Can you see the difference in the YLI (gold)? It lays better in the border and is thinner. Look how fat the little letters are. This next one is with the Au Ver à Soie (recommended thread) on the right and although the picture doesn't show well, it looks a little less bulky but I still don't think you can see the letters. I tried removing the Soie d'Alger and it's impossible. It's shredding and I can't get under it to pull out - not even the Lift 'n Snips are working. So now I have two different greens and will waste a lot of time removing what I can't remove. I'm a determined old fart. I'm going to do a few stitches with one strand of DMC to see how thick it looks for future 36 count silk thread projects that I'll never do. If I like it, is it wrong to mix silk and cotton? Do I care? So tell me, can you look at a framed sampler and tell if it's silk or not? You can?
What?
I decided to take a break so Bud and I had a donut. I fried mine. Bud #2 was not happy. She's the prettiest of the bunch with her silver coat.It's too bad I don't like the taste of alcohol. A glass of wine might do me good. But another two Advil and the sound of a second donut sizzling in that hot pan will work too.
To be continued.....
5 comments:
My girlfriend and I have had this discussion many times - can you tell what is DMC and what is silk in a project. And we came up with a resounding no and we've done projects where both are incorporated (Chatelaines). I guess it just comes down to what you like to stitch with. I'm in pig heaven with NPIs, but I use DMC most of the time and my friend will always ask, "Are those silks or DMC?" So I guess it's up to you.

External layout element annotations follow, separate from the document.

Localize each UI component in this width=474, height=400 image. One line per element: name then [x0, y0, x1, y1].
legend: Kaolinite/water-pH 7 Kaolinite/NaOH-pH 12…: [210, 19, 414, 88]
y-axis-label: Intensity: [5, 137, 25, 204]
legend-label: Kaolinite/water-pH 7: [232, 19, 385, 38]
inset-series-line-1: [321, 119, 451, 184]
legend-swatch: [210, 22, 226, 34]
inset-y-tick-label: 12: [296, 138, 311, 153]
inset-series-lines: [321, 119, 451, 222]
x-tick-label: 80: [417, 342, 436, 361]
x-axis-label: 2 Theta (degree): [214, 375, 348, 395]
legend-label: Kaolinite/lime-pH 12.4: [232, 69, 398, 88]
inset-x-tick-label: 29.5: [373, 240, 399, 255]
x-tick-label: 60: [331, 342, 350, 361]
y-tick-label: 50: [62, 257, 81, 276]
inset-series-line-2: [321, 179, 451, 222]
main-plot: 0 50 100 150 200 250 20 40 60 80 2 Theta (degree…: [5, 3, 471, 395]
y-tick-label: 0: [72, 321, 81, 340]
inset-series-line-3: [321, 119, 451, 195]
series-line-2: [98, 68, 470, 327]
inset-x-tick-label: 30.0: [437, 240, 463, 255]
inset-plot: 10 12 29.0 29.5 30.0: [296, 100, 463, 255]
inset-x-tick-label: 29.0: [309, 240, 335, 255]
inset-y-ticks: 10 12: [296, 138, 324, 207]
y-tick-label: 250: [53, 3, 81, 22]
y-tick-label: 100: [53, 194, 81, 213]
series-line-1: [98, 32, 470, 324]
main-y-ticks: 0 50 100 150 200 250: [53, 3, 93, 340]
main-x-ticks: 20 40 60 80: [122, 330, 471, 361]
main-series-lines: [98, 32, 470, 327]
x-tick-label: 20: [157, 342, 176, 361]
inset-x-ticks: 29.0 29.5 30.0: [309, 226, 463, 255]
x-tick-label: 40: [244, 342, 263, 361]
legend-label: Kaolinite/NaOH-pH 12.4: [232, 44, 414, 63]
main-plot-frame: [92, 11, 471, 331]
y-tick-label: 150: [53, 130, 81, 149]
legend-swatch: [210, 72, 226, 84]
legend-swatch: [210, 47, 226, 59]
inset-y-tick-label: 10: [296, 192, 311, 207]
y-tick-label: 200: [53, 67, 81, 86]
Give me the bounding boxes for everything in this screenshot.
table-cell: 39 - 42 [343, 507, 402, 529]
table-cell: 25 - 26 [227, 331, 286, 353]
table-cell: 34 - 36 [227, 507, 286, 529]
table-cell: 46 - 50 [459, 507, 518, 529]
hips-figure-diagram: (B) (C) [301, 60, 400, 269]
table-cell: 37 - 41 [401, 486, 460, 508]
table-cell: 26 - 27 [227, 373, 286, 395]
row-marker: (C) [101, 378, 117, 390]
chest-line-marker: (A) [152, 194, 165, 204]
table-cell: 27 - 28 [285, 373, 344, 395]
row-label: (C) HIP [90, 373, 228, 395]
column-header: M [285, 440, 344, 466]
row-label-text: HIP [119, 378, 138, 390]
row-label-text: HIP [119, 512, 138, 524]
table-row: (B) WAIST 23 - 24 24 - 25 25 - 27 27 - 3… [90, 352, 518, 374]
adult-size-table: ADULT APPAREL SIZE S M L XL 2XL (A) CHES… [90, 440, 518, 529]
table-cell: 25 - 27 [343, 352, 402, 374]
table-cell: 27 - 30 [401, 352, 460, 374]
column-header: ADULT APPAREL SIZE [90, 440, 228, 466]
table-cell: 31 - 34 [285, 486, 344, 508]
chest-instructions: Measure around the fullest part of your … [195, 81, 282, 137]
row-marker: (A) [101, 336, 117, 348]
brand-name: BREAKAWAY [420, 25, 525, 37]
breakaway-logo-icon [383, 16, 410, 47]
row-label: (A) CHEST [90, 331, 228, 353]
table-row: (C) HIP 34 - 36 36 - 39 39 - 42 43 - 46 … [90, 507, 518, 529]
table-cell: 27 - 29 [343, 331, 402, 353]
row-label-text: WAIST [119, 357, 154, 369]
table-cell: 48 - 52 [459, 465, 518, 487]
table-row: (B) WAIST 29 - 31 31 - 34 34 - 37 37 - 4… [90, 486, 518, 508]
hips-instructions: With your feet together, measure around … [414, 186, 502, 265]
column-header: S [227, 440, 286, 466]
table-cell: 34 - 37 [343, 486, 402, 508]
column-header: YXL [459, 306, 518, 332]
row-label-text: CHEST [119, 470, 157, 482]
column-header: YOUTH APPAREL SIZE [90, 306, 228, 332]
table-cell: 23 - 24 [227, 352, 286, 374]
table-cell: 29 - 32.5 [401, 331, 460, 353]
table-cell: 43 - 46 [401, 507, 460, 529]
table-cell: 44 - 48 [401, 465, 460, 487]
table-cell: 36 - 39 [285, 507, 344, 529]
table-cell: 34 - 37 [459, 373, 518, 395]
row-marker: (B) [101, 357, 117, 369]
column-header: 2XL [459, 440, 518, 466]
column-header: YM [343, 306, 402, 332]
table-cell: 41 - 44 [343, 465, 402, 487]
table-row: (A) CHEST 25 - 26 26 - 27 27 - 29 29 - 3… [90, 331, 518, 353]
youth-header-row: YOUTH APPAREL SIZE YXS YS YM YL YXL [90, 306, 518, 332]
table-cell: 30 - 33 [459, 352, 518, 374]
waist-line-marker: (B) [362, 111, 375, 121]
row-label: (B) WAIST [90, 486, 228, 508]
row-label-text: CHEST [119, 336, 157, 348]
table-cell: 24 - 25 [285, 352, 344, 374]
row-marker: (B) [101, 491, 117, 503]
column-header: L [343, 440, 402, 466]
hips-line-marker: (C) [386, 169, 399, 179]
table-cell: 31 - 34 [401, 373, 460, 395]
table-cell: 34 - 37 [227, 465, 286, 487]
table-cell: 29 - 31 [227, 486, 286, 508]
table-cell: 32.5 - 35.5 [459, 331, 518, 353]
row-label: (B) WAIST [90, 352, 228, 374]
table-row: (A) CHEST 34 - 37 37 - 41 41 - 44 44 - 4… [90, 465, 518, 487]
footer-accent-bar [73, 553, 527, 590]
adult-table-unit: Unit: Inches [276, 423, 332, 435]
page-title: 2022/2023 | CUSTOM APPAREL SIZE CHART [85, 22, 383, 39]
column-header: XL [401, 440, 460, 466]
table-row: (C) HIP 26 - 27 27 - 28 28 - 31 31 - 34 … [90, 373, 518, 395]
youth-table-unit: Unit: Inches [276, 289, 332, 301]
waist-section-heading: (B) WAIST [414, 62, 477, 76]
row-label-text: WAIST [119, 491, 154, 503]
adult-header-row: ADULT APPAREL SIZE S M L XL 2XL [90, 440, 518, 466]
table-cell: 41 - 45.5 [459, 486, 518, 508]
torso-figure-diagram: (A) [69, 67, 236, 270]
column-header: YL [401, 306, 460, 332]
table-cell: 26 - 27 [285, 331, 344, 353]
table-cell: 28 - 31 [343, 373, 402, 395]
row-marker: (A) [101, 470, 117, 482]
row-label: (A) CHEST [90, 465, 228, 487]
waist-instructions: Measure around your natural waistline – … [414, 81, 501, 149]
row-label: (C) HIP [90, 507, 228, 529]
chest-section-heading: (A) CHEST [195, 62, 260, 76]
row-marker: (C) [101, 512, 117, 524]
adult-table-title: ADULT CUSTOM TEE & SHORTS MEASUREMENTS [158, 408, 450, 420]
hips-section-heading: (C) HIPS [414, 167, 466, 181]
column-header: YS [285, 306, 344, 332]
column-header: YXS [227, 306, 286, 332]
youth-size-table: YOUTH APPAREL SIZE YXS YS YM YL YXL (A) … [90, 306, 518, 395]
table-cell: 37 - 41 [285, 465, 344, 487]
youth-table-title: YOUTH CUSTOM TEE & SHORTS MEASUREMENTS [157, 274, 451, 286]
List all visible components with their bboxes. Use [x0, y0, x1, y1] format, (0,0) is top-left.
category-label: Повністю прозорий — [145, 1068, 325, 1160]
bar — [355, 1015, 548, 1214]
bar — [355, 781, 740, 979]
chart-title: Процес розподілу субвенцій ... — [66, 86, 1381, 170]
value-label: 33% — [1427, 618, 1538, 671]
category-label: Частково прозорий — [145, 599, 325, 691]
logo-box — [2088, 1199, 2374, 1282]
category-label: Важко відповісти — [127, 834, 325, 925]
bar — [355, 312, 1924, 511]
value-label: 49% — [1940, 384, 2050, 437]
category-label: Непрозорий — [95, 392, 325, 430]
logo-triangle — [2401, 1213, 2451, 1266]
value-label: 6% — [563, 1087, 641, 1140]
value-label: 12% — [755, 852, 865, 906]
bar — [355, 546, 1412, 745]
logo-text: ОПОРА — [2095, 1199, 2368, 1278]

I don't think you can really tell if something is stitched with silks or cottons. You would think it would be more obvious, but it's not for me. I like DMC actually, and if something calls for it, I use it. I basically use whatever the model in the pic used. lol! Your stitching looks pretty colorwise! Hope you get it figured out.
Just a thought....have you tried sticking with the silks that seem fatter and just doing the tent stitch (going one direction only) and see if this isnt good coverage without being too "fat"....might be worth a try...I have had to do that before....And as for mixing
dmc and silks, do it some and really is not noticable...I agree with both Deb and Margaret on that... Good luck, Faye
Nothing original from me after reading the other comments, but I like silk because of the way it feels when I pull it through the fabric. DMC has more colors though. If I were using silk on the over-one letters, I wouldn't do the full cross, I'd just do the tent stitch (one stitch left to right). As far as mixing them, why not? Are the police going to come arrest us? No shop? I'd have to move. Although your yard is gorgeous, so maybe it's worth the tradeoff. Besides, I'm sick of DC traffic.
Ditto on using tent stitch for your small letters. I'm working on a repo sampler with areas of over one on 40 ct. Even the instructor told us to outline in cross, but fill with tent when the stitches were packing in so close as to distort the linen. I've done others using tent for small letters, and I mostly use it to sign my name over one on finished projects.